Private climate finance in EMDEs meets only 14% of annual funding need: report
US$1t gap persists despite rising private flows.
Private climate finance for emerging markets and developing economies totalled US$332b in 2023, covering only 14% of the US$2.4t required each year to meet global climate targets by 2030, according to a report by KPMG and the World Economic Forum.
The shortfall leaves an annual external funding gap of about US$1t that must be filled largely by private capital.
The report said EMDEs are projected to mobilise about US$1.4t domestically, but structural barriers continue to deter private investors.

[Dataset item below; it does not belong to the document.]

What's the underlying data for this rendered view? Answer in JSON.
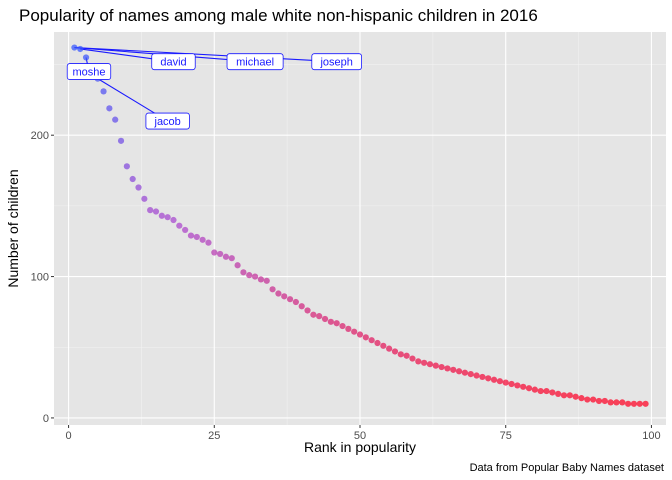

These include fragmented project pipelines, regulatory uncertainty, weak financial markets, and limited access to comparable data, which together raise risk and transaction costs.
International private climate finance to EMDEs increased from US$17b in 2021 to US$36b in 2023, but the report said this remains far below the scale required.
KPMG and the World Economic Forum estimate that private capital flows would need to increase about 28 times by 2030 to close the financing gap.
The report outlined six priority actions and sixteen strategies to mobilise private capital, including improving access to bankable project pipelines, strengthening policy and regulatory certainty, and expanding risk-sharing mechanisms such as blended finance and guarantees.
It said aligning public and private incentives remains central to scaling climate finance in EMDEs.